Did Lakers get too cheap to add player at trade deadline?
The Los Angeles Lakers did not make any moves at last week’s NBA trade deadline despite badly needing a reshaped roster. The team may have gotten too cheap to make any moves.
The Lakers reportedly turned down the opportunity to trade Russell Westbrook for John Wall. According to ESPN’s Dave McMenamin, one version of a Westbrook-for-Wall trade would have involved Christian Wood. But the Lakers reportedly turned that down because they were unwilling to pay extra money.

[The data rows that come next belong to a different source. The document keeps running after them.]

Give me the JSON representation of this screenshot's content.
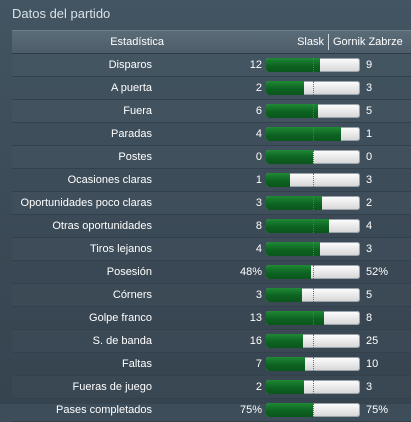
{
  "title": "Datos del partido",
  "header": {
    "stat": "Estadística",
    "home": "Slask",
    "away": "Gornik Zabrze"
  },
  "colors": {
    "home_bar": "#0d6322",
    "away_bar": "#e6e6e6"
  },
  "stats": [
    {
      "label": "Disparos",
      "home": "12",
      "away": "9",
      "home_share": 0.57
    },
    {
      "label": "A puerta",
      "home": "2",
      "away": "3",
      "home_share": 0.4
    },
    {
      "label": "Fuera",
      "home": "6",
      "away": "5",
      "home_share": 0.55
    },
    {
      "label": "Paradas",
      "home": "4",
      "away": "1",
      "home_share": 0.8
    },
    {
      "label": "Postes",
      "home": "0",
      "away": "0",
      "home_share": 0.5
    },
    {
      "label": "Ocasiones claras",
      "home": "1",
      "away": "3",
      "home_share": 0.25
    },
    {
      "label": "Oportunidades poco claras",
      "home": "3",
      "away": "2",
      "home_share": 0.6
    },
    {
      "label": "Otras oportunidades",
      "home": "8",
      "away": "4",
      "home_share": 0.67
    },
    {
      "label": "Tiros lejanos",
      "home": "4",
      "away": "3",
      "home_share": 0.57
    },
    {
      "label": "Posesión",
      "home": "48%",
      "away": "52%",
      "home_share": 0.48
    },
    {
      "label": "Córners",
      "home": "3",
      "away": "5",
      "home_share": 0.38
    },
    {
      "label": "Golpe franco",
      "home": "13",
      "away": "8",
      "home_share": 0.62
    },
    {
      "label": "S. de banda",
      "home": "16",
      "away": "25",
      "home_share": 0.39
    },
    {
      "label": "Faltas",
      "home": "7",
      "away": "10",
      "home_share": 0.41
    },
    {
      "label": "Fueras de juego",
      "home": "2",
      "away": "3",
      "home_share": 0.4
    },
    {
      "label": "Pases completados",
      "home": "75%",
      "away": "75%",
      "home_share": 0.5
    }
  ]
}
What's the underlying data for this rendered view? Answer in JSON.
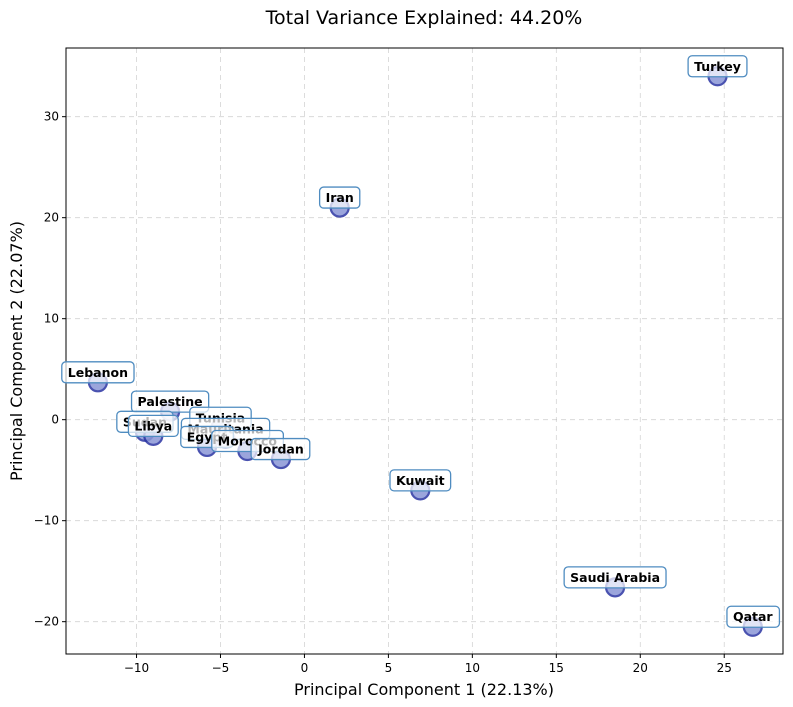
{
  "chart_data": {
    "type": "scatter",
    "title": "Total Variance Explained: 44.20%",
    "xlabel": "Principal Component 1 (22.13%)",
    "ylabel": "Principal Component 2 (22.07%)",
    "xlim": [
      -14.2,
      28.5
    ],
    "ylim": [
      -23.2,
      36.8
    ],
    "xticks": [
      -10,
      -5,
      0,
      5,
      10,
      15,
      20,
      25
    ],
    "yticks": [
      -20,
      -10,
      0,
      10,
      20,
      30
    ],
    "grid": true,
    "points": [
      {
        "label": "Turkey",
        "x": 24.6,
        "y": 34.0
      },
      {
        "label": "Iran",
        "x": 2.1,
        "y": 21.0
      },
      {
        "label": "Lebanon",
        "x": -12.3,
        "y": 3.7
      },
      {
        "label": "Palestine",
        "x": -8.0,
        "y": 0.8
      },
      {
        "label": "Sudan",
        "x": -9.5,
        "y": -1.2
      },
      {
        "label": "Libya",
        "x": -9.0,
        "y": -1.6
      },
      {
        "label": "Tunisia",
        "x": -5.0,
        "y": -0.8
      },
      {
        "label": "Mauritania",
        "x": -4.7,
        "y": -1.9
      },
      {
        "label": "Egypt",
        "x": -5.8,
        "y": -2.7
      },
      {
        "label": "Morocco",
        "x": -3.4,
        "y": -3.1
      },
      {
        "label": "Jordan",
        "x": -1.4,
        "y": -3.9
      },
      {
        "label": "Kuwait",
        "x": 6.9,
        "y": -7.0
      },
      {
        "label": "Saudi Arabia",
        "x": 18.5,
        "y": -16.6
      },
      {
        "label": "Qatar",
        "x": 26.7,
        "y": -20.5
      }
    ]
  }
}
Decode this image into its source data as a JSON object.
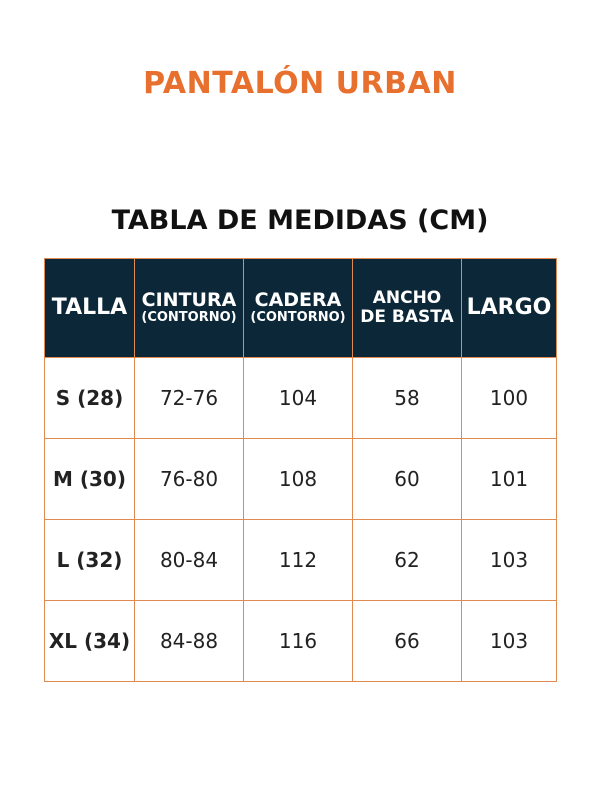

“There was an iteration of the John Wall trade that included Christian Wood that would have involved more money,” ESPN’s Dave McMenamin said on the Brian Windhorst and the Hoop Collection Podcast. “I’ve been told from other sources in Houston that there was a message that the Lakers were not willing to take on more money.”
ESPN’s Ramona Shelburne added that she heard the Lakers’ attempts to make a trade were more “half-hearted.” She said she heard the team was unwilling to take on more luxury tax money or sacrifice more future picks.
Shelburne believes the Lakers’ front office took the approach that the veterans built the roster as they wanted and that this is their mess to clean up.
The Lakers are 26-31 and they have already sacrificed a huge amount of their draft future in the deal to get Anthony Davis, which helped them win a championship. The Lakers may have decided that this year’s squad was not a team worth sinking more assets into, which probably was a prudent choice, even if they had to take some social media pain.